The lately dangerous development in the exercise of fundamental human rights in Nigeria was confirmed during the Kaduna strike. Obviously hired armed thugs infiltrated the strikers in a vain attempt to disperse the strikers; the first attempt by thugs to attack protesters/strikers was during the EndSARS protests at Lekki, Lagos, in October 2020. The right to protest is enshrined in Nigerian constitution, and only those with vested interests in frustrating strikers would be paid to attack them.

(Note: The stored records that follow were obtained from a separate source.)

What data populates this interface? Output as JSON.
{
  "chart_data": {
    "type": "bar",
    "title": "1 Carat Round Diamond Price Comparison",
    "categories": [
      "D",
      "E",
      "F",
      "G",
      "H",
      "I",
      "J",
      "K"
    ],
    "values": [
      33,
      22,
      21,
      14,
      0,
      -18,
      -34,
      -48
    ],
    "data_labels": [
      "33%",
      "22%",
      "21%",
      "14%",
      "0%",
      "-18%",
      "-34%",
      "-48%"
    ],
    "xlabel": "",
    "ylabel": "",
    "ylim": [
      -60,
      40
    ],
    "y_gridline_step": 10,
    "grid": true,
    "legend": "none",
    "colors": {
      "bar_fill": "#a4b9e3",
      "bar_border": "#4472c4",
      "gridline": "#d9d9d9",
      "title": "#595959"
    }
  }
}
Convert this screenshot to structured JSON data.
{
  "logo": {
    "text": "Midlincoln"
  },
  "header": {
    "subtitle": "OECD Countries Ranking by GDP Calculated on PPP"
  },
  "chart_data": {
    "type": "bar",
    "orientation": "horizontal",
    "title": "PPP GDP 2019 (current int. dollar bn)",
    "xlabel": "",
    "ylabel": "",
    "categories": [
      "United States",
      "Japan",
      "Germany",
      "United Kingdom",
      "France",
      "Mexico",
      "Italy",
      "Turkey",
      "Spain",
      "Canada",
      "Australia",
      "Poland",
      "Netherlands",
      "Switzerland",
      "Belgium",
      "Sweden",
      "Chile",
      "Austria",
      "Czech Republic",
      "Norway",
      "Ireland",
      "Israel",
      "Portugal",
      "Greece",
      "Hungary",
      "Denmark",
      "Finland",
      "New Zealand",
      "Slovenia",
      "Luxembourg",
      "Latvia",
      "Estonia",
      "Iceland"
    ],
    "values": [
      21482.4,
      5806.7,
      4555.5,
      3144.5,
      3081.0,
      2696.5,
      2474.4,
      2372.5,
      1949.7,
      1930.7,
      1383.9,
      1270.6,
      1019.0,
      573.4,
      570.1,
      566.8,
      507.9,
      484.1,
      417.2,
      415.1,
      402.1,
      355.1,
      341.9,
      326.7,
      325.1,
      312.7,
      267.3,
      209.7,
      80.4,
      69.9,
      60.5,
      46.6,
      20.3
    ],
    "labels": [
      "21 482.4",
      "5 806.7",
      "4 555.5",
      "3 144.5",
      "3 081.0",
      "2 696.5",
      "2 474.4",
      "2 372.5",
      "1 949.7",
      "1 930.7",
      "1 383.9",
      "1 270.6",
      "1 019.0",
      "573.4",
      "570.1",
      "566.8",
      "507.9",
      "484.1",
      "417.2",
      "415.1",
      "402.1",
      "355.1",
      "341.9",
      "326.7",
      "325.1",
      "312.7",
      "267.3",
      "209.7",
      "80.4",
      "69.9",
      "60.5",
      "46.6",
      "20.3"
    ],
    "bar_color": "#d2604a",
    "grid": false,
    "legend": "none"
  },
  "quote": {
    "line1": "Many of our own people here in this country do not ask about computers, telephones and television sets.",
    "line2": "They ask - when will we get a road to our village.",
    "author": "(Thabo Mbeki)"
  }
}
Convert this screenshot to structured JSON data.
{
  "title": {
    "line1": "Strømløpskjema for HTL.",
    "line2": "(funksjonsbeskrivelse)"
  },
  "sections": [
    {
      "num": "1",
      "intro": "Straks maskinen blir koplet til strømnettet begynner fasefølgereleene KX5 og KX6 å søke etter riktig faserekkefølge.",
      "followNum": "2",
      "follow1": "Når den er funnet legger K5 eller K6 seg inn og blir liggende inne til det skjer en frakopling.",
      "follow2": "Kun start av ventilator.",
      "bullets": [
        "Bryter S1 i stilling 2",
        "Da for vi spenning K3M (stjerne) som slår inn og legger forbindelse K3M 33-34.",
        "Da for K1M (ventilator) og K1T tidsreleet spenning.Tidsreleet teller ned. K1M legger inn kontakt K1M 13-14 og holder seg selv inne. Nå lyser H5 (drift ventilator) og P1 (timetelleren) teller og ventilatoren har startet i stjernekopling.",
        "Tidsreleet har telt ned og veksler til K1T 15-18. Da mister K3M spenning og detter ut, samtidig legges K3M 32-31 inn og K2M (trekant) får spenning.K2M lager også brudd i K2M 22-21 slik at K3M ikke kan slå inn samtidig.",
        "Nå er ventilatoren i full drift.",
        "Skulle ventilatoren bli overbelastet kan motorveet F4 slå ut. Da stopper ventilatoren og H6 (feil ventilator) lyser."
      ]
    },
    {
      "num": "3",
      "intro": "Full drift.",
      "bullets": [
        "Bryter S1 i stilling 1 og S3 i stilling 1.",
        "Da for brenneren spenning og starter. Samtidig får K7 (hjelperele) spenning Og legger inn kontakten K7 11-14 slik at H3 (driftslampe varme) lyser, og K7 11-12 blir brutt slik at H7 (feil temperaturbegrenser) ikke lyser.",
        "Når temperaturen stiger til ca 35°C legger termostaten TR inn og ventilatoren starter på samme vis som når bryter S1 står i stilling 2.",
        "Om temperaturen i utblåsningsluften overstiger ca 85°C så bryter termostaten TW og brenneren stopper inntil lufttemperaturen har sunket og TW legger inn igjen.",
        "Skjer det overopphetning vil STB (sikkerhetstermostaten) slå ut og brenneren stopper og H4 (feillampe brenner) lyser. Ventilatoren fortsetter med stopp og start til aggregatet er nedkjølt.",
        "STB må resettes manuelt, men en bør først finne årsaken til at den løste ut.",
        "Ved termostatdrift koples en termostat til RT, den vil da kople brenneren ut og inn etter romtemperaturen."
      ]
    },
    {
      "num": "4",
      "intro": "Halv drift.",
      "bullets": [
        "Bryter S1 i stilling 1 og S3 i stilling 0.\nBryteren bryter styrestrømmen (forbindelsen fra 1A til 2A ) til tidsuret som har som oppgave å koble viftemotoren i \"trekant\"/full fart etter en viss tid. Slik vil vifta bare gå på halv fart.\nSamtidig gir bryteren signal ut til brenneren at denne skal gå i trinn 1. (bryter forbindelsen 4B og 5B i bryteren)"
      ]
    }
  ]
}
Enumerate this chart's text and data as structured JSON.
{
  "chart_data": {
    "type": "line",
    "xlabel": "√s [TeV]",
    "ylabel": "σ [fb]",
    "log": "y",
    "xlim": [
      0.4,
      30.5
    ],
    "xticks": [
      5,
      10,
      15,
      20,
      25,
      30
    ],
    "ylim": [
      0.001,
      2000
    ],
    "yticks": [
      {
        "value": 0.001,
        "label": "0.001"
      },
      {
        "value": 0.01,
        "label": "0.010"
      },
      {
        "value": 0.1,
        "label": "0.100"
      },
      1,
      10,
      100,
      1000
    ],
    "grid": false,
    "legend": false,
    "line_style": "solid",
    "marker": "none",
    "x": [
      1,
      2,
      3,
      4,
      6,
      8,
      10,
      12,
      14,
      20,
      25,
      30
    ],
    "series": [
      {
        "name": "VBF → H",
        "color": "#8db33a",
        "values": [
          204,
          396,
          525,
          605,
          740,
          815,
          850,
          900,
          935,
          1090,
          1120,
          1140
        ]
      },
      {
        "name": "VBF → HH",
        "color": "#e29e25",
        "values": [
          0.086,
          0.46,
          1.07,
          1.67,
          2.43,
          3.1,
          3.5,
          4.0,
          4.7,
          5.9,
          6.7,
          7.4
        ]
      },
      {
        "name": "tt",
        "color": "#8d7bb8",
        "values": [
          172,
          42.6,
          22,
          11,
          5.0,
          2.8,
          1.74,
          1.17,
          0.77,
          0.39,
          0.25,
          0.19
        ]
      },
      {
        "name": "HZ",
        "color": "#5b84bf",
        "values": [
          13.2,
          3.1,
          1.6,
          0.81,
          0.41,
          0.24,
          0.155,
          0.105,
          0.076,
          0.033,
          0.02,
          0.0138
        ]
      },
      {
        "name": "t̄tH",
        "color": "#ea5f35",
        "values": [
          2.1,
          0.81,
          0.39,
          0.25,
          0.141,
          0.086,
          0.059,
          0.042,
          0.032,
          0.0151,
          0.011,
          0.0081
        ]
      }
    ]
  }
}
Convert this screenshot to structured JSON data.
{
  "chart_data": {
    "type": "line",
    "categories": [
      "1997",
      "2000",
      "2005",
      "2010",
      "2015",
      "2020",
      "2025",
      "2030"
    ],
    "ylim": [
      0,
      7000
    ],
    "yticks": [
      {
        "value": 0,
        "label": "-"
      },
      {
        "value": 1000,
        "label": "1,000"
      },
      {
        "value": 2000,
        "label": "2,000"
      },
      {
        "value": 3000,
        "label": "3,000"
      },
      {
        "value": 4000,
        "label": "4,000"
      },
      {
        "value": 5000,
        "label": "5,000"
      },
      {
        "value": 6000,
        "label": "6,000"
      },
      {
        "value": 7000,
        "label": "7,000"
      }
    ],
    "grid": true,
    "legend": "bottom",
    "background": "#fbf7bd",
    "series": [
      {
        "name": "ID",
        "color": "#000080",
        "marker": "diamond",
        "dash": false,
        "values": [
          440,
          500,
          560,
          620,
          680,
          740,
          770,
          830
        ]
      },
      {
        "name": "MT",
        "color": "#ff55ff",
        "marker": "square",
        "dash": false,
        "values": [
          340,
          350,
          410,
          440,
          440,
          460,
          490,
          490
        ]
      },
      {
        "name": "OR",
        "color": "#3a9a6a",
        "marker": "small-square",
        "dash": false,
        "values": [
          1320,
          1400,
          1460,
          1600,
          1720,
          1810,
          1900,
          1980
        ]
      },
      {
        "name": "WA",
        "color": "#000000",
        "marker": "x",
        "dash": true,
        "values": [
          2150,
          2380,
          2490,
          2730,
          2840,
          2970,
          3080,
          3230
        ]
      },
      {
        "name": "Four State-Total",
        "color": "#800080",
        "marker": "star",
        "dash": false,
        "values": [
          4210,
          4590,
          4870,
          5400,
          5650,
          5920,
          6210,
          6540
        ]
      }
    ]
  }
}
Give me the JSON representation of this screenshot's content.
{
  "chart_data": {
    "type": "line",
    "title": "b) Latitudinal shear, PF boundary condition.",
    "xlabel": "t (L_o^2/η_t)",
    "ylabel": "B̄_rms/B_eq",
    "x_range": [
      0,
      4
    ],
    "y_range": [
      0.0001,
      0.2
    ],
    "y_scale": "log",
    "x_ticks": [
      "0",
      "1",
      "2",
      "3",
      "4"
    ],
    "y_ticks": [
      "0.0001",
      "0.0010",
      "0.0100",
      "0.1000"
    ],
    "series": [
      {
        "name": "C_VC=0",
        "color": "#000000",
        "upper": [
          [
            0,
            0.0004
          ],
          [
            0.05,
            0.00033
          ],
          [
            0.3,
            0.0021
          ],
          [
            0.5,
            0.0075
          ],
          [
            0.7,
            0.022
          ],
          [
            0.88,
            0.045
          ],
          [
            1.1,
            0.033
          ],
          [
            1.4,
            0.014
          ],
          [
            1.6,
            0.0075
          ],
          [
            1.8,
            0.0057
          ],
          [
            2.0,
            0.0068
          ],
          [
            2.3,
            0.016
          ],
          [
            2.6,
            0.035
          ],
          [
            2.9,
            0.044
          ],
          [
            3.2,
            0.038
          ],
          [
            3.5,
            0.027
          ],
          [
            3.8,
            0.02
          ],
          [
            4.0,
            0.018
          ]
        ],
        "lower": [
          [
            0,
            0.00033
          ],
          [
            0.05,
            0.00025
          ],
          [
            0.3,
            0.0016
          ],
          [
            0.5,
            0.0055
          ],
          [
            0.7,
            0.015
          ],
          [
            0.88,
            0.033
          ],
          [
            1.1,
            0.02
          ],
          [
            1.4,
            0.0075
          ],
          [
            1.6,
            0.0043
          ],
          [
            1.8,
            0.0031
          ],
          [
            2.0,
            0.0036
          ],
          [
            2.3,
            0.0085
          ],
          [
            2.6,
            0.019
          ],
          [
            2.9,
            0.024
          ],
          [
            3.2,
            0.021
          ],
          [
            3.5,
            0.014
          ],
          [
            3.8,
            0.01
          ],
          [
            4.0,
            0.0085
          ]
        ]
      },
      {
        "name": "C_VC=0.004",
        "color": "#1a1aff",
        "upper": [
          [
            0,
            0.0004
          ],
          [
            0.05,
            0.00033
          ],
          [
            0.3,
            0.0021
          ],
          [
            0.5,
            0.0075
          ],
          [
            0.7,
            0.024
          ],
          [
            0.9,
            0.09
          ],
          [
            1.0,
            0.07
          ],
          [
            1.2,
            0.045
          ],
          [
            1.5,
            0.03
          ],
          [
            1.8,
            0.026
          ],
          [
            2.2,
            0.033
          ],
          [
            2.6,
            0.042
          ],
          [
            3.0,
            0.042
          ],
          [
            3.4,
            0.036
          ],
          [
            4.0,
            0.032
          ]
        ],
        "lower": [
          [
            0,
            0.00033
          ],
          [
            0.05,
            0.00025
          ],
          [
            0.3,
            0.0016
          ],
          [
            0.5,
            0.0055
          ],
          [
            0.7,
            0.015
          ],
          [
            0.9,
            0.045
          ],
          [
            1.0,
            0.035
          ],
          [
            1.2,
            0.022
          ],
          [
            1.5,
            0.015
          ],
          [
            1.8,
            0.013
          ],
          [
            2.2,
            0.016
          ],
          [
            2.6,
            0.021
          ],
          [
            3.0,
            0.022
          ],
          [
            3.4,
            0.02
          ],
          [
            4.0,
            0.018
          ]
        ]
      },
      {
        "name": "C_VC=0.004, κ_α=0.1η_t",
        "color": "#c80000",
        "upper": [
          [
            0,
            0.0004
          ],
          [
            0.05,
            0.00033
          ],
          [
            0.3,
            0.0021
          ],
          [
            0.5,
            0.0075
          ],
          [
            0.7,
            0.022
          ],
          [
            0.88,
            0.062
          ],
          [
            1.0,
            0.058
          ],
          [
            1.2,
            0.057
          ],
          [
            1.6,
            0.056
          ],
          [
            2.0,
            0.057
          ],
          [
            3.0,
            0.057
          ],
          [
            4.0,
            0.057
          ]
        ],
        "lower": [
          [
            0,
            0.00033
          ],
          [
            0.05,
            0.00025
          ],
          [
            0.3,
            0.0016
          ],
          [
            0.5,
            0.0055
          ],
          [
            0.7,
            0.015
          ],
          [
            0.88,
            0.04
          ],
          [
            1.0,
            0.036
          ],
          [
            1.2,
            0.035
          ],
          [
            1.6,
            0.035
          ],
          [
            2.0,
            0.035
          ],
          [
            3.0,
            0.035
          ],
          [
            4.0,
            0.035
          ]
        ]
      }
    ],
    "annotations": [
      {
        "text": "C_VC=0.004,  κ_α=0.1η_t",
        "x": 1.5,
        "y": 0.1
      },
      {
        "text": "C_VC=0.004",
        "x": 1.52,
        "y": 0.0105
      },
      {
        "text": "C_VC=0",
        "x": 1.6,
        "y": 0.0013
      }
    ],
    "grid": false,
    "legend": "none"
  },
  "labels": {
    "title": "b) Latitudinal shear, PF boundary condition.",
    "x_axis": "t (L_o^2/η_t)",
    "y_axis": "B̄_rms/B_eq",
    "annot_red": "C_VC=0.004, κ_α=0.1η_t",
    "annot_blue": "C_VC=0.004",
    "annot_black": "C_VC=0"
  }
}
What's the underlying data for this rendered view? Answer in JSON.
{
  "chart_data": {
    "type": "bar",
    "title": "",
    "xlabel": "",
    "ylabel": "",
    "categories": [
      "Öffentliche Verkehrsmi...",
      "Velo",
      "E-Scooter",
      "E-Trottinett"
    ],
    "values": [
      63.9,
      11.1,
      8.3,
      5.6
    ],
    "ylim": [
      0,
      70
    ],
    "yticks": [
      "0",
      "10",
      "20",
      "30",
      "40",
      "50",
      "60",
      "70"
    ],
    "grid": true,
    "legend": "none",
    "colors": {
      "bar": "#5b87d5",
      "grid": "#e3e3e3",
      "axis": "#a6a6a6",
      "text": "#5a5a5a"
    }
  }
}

Grim prospect for extra party
The closer the next general election draws, the more the attraction of exhibiting the disgrace of Nigerian politics, shameless carpet-crossing aimed at grabbing power. In a real democracy, common national interests are not only the main ingredients but, more importantly, a formidable political figure to hold the strange elements together. Muhammadu Buhari of 2014 was such a solid figure, but also who could offer platform and cover for those other politicians desperate for survival.
There is no dout that Buhari, after six years, has lost much of th 2014-2015 political weight. But then, he is not contesting in 2023. The party, APC, rather than Buhari, therefore, stands more to lose. Yet, it is ridiculous to be aiming at another party to challenge the existing two. To worsen matters, the proposed party is being projected along the 2015 APC. But the bitter truth is that there is as yet no powerful political figure of Buhari’s 2015 and 2019 political standing to deliver for the new party the electoral bloc of northern states, without which no new or even old party can win Aso Rock. This was the reality APC dissidents underestimated, if not disregarded, as newAPC, with the hope of challenging Buhari in 2019. The newAPC stalwarts ended in the doldrums.
Former President Goodluck Jonathan, as an incumbent, was strong in 2015 but only with the grace of northern PDP governors who abandoned him not because of their love for Buhari but sought safety under the 2015 national wave of support for Buhari. Without Buhari, PDP governors could never have been re-elected on the platform of Buhari’s party nor sneaked to the Senate. In short, without them, Buhari would have won on personal merit and, without Buhari, they could not have won elections to the Senate.In 2023, everybody will have to contest in his father’s name.
There should be no surprise at the current APC storm, with the hope it does not lead to fatal crash as was with antecedents of carpet-crossing in politics in 1952 and 1962 in the defunct Western Region. By the time Awolowo left Western Region for House of Representatives in 1959, his Action Group strayed into succession crisis with S.L. Akintola supported by the party as new Premier in Western Region and Tony Enahoro, Awolowo’s choice. As soon as Akintola took office, he shored up himslelf with almost all opposition NCNC members who crossed to Akintola’s new party, the United People’s Party, which transformed into another party, Nigerian National Democratic Party, till the military coup of January 1966.